Caring for your infant can be magical and mind-expanding, but it’s labour too. We all need respite from the rat race, says Guardian columnist Rhiannon Lucy Cosslett
If I take a sabbatical from my career and go work for a charity, I'm still taking a year off from my original job. What you do with the time is irrelevant to the language used.
Should people get parental leave? ... absolutely.
Is it "time off" from your job? ... Yes.
Are they taking a holiday? ... No.
Well, now I get why TERF Island's in the absolute state it's in right now. No solidarity with your fellow worker, no solidarity with the people who should be bringing your next generation onto this earth safely and cared for until the very literal gaping wound left in the woman after the birth of her child actually fuckin heals, not even so much as giving the newborn the benefit of actually getting to bond with its mother and father for even a month before the slave-drivers remand their chattel back to the cube farms and inventory shelves, like, damn.
I expect this kind of take out of an Amerikan kyle. You are such a disappointment.
Babies are work. They are constant, screaming, pooping, work. Not even 9-5 work, because a very young infant requires around-the-clock care, so really it’s worse than work.
At least in a regular job you can punch out and leave work at the office and go home and relax, or call in sick if you don’t feel good. None of that with a baby.
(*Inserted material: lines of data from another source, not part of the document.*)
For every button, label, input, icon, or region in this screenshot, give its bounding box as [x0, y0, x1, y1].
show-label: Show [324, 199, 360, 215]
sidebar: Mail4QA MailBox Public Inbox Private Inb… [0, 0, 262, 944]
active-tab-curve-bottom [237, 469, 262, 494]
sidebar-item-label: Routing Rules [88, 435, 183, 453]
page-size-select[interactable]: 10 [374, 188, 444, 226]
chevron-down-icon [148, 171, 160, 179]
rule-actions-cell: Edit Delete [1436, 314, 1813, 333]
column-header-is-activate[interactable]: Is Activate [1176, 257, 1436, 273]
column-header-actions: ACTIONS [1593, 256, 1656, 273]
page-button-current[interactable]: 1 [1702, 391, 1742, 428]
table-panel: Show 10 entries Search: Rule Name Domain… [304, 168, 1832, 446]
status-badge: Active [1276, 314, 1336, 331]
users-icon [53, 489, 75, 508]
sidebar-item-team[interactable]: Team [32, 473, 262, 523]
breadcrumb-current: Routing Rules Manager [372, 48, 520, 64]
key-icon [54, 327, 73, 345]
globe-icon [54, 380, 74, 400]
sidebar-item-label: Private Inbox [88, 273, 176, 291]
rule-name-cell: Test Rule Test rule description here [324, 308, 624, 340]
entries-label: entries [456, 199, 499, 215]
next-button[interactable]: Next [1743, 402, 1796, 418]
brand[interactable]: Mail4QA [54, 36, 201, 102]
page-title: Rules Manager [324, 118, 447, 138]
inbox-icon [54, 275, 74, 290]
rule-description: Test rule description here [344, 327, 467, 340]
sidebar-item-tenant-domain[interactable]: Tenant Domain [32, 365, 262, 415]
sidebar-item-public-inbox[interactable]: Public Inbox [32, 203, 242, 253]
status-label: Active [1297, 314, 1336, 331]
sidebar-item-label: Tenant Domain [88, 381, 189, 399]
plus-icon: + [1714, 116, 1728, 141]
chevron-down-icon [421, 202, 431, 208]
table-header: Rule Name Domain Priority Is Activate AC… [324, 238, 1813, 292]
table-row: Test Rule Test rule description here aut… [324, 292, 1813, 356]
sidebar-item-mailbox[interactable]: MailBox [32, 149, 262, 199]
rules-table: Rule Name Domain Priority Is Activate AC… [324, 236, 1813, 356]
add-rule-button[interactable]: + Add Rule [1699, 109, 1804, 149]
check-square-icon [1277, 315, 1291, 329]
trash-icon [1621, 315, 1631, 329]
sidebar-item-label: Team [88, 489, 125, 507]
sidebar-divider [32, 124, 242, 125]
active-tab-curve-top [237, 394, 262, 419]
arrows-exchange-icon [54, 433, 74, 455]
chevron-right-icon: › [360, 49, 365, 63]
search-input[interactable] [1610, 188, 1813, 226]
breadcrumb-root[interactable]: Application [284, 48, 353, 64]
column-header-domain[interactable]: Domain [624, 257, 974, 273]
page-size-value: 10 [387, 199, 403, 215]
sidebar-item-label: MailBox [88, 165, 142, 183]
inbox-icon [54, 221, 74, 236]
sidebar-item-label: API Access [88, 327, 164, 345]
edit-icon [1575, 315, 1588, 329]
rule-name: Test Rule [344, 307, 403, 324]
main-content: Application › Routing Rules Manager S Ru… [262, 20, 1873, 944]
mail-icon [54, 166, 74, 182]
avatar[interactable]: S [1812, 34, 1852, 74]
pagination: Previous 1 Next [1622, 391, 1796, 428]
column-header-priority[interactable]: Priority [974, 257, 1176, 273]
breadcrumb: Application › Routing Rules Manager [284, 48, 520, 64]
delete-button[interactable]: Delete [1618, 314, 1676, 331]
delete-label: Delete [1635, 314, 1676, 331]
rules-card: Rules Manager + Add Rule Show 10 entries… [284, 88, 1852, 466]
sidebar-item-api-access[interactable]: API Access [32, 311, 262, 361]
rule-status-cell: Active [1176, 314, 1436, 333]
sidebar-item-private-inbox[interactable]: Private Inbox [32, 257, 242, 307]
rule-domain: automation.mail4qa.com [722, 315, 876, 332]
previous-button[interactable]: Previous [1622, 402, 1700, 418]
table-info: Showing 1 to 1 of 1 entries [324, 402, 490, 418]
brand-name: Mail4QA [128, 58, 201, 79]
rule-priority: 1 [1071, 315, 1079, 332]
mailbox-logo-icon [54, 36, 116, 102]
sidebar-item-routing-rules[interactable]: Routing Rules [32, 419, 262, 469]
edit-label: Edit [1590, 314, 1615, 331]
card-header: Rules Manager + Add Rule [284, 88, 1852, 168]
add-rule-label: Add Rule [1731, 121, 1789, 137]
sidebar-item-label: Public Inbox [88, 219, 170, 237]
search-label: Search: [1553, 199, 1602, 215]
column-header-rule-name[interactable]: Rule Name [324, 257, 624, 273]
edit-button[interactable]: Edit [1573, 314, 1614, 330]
You have to always be there for them, all day, all night, no matter what, no matter how you feel.
I think we’re also running into an issue of language, however. ‘Time Off’, as in, not being in the office for an extended period of time, yes, maternity leave is that. ‘Time Off’ as in, a rest, relaxation, vacation, no. Maternity leave is most definitely not that.
I looked after a baby. First two weeks were very difficult. After that you get used to the routine and I definitely wouldn't call that time "work" - it was a pleasure being able to spend time with my child. It was definitely a time off - I didn't have to go to work every day, I had time to get some more time for myself etc.
Yeah, but you couldn’t just hall off to the Bahamas or whatever; you were still glued to the kid. Still looking after them 24/7.
Yes, it becomes routine, but It’s still a routine, you still have a lot to do, and again, no call-outs, you’re on-call all day. It may not be a ‘job’, but it is still work.
you couldn’t just hall off to the Bahamas or whatever
You absolutely can, with a child.
It may not be a ‘job’, but it is still work
Nope. Of course you can define "work" as anything you do, including brushing your teeth and watching telly if you want - but looking after the baby is not something I would ever describe as "work".
Physical or mental effort or activity directed toward the production or accomplishment of something.
”Cleaning the basement was a lot of work."
Such effort or activity by which one makes a living; employment.
”looking for work."
Again, kids are work. And since, as another lemming pointed out, some people do it as an actual job, it counts under both definitions.
And if you do hie off to the Bahamas, you still have to bring that work along. You can’t just leave it behind and just have a relaxing vacation with nothing to do. (Unless you find a babysitter, but then you’re not doing the work of childcare anymore; now you’re using maternal leave for something that isn’t work).